My Relationship with Running

I hated running as a kid. I absolutely detested it in P.E. class. So, when my 7th grade coach made all the girls in athletics TRY running, I had no choice. It turned out, I was a decent sprinter. But, I wanted to do more than that. So, I became a hurdler for 100m & 300m distances, and I also did the long jump and triple jump. She put me on a few relay teams, but I wasn't really into that zone of transition thing. So, I stuck with hurdles and jumps and brought home lots of hardware in junior high.

In spite of being a speedster, I had a mental block about distance running. I considered the mile distance running, and I hated running much more than 1.5 miles.

So, when my junior high coach told me to run cross-country in high school, I looked at her like she was nuts. She told me to do it in order to build endurance for basketball season. Basketball was HUGE at Cedar Hill, TX. I competed in sports with other gals who grew up dribbling basketballs as soon as they could walk . . . many of them went on to play Division I and Division II ball in college. Compared to them, I was very, very average. But, I stuck to it and played on the team. So, the thought at increasing my advantage in basketball by running in cross-country was quite appealing.

I ran cross-country and hated it. This was a co-ed team led by an award-winning coach who took cross-country athletes to the state finals every season. I was the worst, and at best, second-worst runner on the team. In the summer, we ran twice a day. The hills of Cedar Hill are quite unforgiving. Every night after training, I was in excruciating pain, and I dreaded getting up the next morning to get more pain inflicted on me for 6am and 2pm sessions. Since I never quit anything, I stuck with it.
Eventually, I was able to complete 3 mile training runs without walking or stopping which surprised me and built up my confidence. The entire season, I waited for the coach to cut me from the team, but she never did. Instead, she entered all the runners who stuck with the training in local meets.

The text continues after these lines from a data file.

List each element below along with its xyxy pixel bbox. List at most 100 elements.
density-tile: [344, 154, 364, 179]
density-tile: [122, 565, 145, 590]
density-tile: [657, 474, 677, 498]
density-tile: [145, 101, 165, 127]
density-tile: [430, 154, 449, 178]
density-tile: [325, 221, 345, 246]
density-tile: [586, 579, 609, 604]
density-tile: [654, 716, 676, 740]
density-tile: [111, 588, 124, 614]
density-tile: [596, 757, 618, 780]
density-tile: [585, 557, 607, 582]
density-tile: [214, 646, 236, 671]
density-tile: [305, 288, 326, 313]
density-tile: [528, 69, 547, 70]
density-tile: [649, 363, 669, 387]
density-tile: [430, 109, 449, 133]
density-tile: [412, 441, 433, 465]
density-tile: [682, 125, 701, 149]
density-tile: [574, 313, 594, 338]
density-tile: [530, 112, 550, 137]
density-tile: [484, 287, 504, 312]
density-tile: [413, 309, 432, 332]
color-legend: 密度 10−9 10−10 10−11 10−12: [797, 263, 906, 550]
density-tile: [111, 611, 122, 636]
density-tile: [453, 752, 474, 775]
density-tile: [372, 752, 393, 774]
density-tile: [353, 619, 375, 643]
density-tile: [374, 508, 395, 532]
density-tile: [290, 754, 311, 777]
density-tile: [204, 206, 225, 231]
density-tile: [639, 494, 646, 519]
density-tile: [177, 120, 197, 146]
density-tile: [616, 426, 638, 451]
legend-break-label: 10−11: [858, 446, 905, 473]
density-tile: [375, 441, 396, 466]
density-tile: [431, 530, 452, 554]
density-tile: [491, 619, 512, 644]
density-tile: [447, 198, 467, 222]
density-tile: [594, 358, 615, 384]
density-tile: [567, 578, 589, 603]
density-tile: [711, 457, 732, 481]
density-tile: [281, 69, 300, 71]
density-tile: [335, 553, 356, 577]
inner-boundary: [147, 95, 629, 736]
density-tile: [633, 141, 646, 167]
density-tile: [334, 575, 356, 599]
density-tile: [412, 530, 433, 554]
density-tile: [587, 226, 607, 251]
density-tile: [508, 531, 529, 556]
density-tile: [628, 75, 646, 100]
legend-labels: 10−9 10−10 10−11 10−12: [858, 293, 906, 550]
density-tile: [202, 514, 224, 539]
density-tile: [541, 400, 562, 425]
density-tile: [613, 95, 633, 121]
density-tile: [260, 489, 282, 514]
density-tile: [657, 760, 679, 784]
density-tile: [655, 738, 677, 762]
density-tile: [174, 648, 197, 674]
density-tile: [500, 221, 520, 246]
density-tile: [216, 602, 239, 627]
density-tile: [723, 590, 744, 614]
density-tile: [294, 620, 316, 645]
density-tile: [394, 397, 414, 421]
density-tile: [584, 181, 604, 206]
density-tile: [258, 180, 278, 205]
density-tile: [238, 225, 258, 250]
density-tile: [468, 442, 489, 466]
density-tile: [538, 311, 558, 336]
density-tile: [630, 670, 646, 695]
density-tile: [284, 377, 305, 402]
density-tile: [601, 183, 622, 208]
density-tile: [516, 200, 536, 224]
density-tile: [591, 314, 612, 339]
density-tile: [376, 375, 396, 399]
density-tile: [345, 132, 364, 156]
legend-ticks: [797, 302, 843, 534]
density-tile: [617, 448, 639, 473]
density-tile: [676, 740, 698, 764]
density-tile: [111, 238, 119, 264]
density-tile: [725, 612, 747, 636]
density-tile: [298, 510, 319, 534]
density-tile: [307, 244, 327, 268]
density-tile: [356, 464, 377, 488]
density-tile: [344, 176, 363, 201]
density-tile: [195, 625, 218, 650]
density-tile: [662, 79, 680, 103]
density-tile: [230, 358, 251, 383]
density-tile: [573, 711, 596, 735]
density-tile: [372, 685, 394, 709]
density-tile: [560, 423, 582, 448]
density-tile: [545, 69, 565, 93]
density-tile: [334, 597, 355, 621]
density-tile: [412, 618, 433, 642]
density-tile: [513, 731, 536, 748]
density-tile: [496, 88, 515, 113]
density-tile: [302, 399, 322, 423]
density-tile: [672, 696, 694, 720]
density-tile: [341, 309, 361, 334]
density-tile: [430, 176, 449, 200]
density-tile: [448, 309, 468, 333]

On one particular race, I started gaining on a few of the sophomore girls from my team who were also competing in the J.V. division. One of the girls asked me to run with her so she had company. I had a lot of strength and speed left, and I felt I could have totally whipped past her, but I was loyal to my teammate. After she regained her strength, she ditched me. I think she just didn't want the worst runner on the team to pass her, so she made up some pity story for me to stick with her. I never fell for that one again. Also, when we ran at meets under the hot Texas sun, I couldn't believe how many runners I passed in the competitions. At one point in the course that we frequented several times during the season, my coach yelled at me to pass the two girls ahead of me. She said that I trained and they didn't. Those words stuck with me, and I tore it up until I passed them and made it through the chute.

I may have been the worst one on the state champion cross-country team, but I trained among some of the best runners in the state. I actually had the ability to beat runners from other schools, and I pushed past my mental blocks of what I was capable of running in distance, and I became a runner my freshman year of high school.

Basketball never really worked out for me, anyway. Once I was in high school, it no longer became a game, but a chore working with a divided team and a freshman coach who hated coaching basketball. So, I ended my bout with basketball and athletics at Cedar Hill high school. But, I kept running. I ran to destress, to stay fit, and to MOVE.

I had to run often in college for Air Force ROTC physical fitness tests & field training. Once I was on active duty, I started competing in sprint-distance triathlons, and again came the running training.

Now, I'm training for my first half-marathon. I run because I have a goal in mind: to finish the race somewhere between 2:15 and 2:30. I run in chiropractic school to clear my mind from all the facts I have to memorize, to forget about my crazy schedule, and to enjoy moving my legs. I love the feeling of accomplishment after a tough speed workout or a long distance day. I love that my individual workouts are longer than they have been in years. It's been years of running, but I've definitely improved. I love it more -- and I don't even consider the word "hate" when I think of running. I wonder where I'll be with running in another 10 years.



Blogger David said...

I love to read convert stories. You have certainly grasped the thrill of running. Keep it up. Keep competing with yourself and you'll never be bored with it.